Amazingly, my return to the real world makes it seem like forever since I was soaking in a tub at Esalen or sleeping under the redwoods of Pfeiffer Big Sur State Park. It was a week of stress that lead to a noticable lack of patience and questions from friends. Exactly why, I can not pin point, but there was an underlying urge of wanting to wreak large amounts of chaos and destruction. At least it seemed so, at the time.
Bolt Thrower, Pantera, and similar music seem to have a calming effect at times like this. It really is an interesting study to turn inward and try and find the roots of such moods and thoughts. A close friend, yesterday, inquired as to what exactly set me off and I could not give a complete answer. Our daily lives do indeed have a number of little things that may build up. It is difficult to belive, maybe admit, that anger and frustration can well up from these sources.
In hopes of mitigating future occurences of this nature, it is my intention to embark on an experiment, or rather a regimen, of balance. My intention over the next several weeks is to introduce a level of discipline to force myself to exercise regularly, spend time away from work, and take care of projects that have been piling up.
From previous experience, I have no doubt that the exercise will be a calming factor. Being outside does that, the coast and the redwoods provide a time for clearing the mind. I also intend to practice regularly, both yoga and kung fu. Yoga will provide a morning warm up, an hour or two of exploring the limits of the body while clearing the mind.

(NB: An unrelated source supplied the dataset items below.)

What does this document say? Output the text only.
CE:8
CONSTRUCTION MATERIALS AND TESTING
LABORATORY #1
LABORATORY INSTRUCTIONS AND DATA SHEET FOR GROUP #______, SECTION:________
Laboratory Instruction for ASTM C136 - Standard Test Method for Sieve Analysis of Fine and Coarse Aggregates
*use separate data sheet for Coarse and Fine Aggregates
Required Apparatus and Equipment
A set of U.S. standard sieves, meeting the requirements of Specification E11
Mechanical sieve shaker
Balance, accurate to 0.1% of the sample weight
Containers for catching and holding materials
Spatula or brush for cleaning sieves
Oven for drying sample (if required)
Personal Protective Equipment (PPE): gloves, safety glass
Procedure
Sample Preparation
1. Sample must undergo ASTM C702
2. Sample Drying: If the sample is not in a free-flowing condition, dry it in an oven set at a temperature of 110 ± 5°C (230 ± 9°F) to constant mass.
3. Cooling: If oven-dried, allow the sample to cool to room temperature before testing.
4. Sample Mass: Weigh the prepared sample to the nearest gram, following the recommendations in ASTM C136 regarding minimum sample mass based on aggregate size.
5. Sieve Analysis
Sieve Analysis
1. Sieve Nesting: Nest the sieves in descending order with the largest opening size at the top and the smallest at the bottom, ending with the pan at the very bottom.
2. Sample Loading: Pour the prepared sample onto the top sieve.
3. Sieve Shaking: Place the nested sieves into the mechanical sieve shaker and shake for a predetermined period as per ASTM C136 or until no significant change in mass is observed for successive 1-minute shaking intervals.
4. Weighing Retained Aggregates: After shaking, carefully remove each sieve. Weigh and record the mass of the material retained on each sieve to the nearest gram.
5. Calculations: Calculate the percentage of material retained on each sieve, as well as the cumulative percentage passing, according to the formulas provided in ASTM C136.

To be out in nature, I will take advantage of the mountain roads and trails by foot and bike.
Thinking about it, my intentions seem similar in some ways to those of Cindy and her aesthetic month. It seems interesting that as I am getting older I feel that it is important to discover more about myself. Harlock, taken aback by the six pack of Coke and donuts for breakfast that I mentioned last week, did observe that we seem to treating ourselves better with each apssing year. I guess it is true, if nothing else it certainly is a fascinating trip.